American scientists dig deep into Lapland’s Korvatunturi Mountains in search of one of Christmas’s great secrets. It’s not long before locals find their reindeer dead and children start going missing. Young Pietari (Tommila) goes on to discover the dark truth about Santa Claus…

From Black Christmas and Silent Night, Deadly Night to the mighty Gremlins, sinister festive movies are almost as traditional as syrupy ones. The latest anti-Xmas epic is Rare Exports: A Christmas Tale, a snow-coated oddity that mixes Scandinavian folklore with retro-fantasy and all-out wackiness.

The film acts as a prequel to Jalmari Helander’s acclaimed 2003 short Rare Exports, Inc and its 2005 follow-up Rare Exports: The Official Safety Instructions, which saw a corporation taming wild Santas and selling them around the world. As with those shorts, one of Rare Exports’ great pleasures – though probably at the expense of alienating some viewers – is the way it resists easy classification. Part family drama, part fantasy and part comedy, it also slots into the ‘80s trend of kid-friendly horrors (see Gremlins, The Gate and The Monster Squad) – though it’s a strange breed of kids’ film, featuring, as it does, copious amounts of full-frontal old man nudity and some swearing (even if the subtitles replace much of the original Finnish-language cursing with charming, antiquated phrases such as “Fiddlesticks!”).

Veering wildly from terror to chortles to sentimentality, this really should be an awful mess.

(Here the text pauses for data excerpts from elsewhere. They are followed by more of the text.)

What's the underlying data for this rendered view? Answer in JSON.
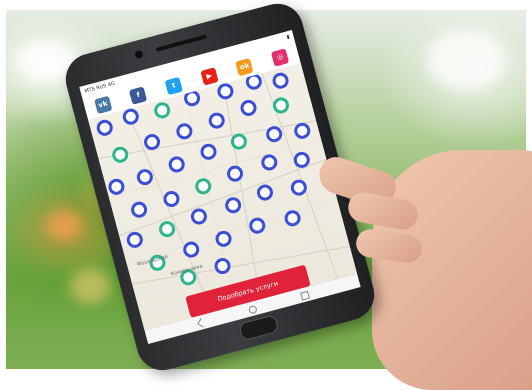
{
  "screen": {
    "status": {
      "carrier": "MTS RUS 4G",
      "time": "",
      "battery": ""
    },
    "social": [
      {
        "icon": "vk-icon",
        "glyph": "vk",
        "color": "#4a76a8"
      },
      {
        "icon": "facebook-icon",
        "glyph": "f",
        "color": "#3b5998"
      },
      {
        "icon": "twitter-icon",
        "glyph": "t",
        "color": "#1da1f2"
      },
      {
        "icon": "youtube-icon",
        "glyph": "▶",
        "color": "#e62117"
      },
      {
        "icon": "odnoklassniki-icon",
        "glyph": "ok",
        "color": "#f59a1a"
      },
      {
        "icon": "instagram-icon",
        "glyph": "◎",
        "color": "#e1306c"
      }
    ],
    "map": {
      "labels": [
        "Московский",
        "Коммунарка"
      ],
      "marker_colors": {
        "primary": "#3a4fd6",
        "secondary": "#2fb58c"
      }
    },
    "cta_label": "Подобрать услуги",
    "accent_color": "#e0223a"
  }
}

Yet it works brilliantly. Much of this is down to the charming characters. Pietari makes for a wonderfully endearing protagonist, gradually unearthing the truth about Santa and coming up with ingenious solutions to save the day; the image of the young hero wielding a shotgun in slo-mo like an old-school action hero is hilarious. The supporting characters are equally appealing, from the diminutive, Truman Capote-esque head of the expedition to Pietari’s mulleted pal who doesn’t believe in Father Christmas. The fool!

Helander could easily have turned his tale of a buried Santa into an all-out comedy or a whimsical, Big Fish– style fantasy. But the film’s deadpan nature works in its favour: dark delights include the sight of our heroes munching biscuits as they watch a cocooned, suspected Santa swinging from a hook, and a sequence in which captured kids writhe around inside sacks like burlap caterpillars!

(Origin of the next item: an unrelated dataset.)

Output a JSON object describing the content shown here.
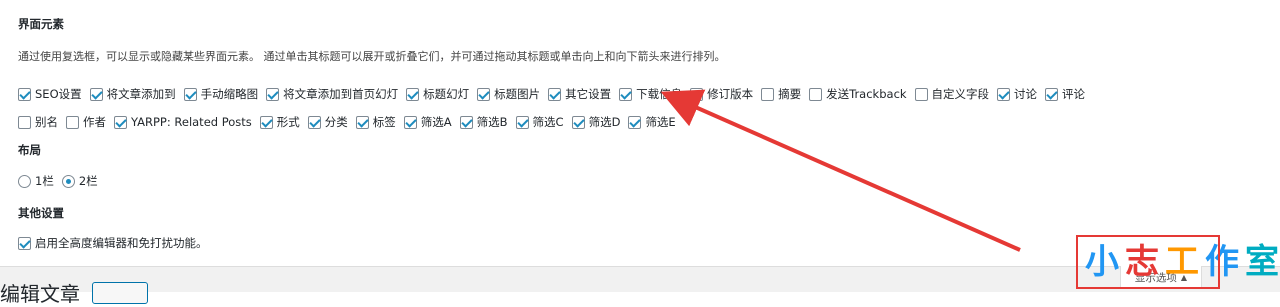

The chaotic narrative does suffer from a few plot holes, and there’s some slightly iffy CGI in the third act. But it’s not enough to overshadow a colourful, crackers and truly original little picture – and as Christmas movies go, it’s infinitely more exciting than another Santa Clause sequel. Matt McAllister

VERDICT: 8/10
Like last year’s The Hole (and much of Joe Dante’s other work), Rare Exports is a fun family fright flick filled with lovable characters and plenty of yo, ho, hos.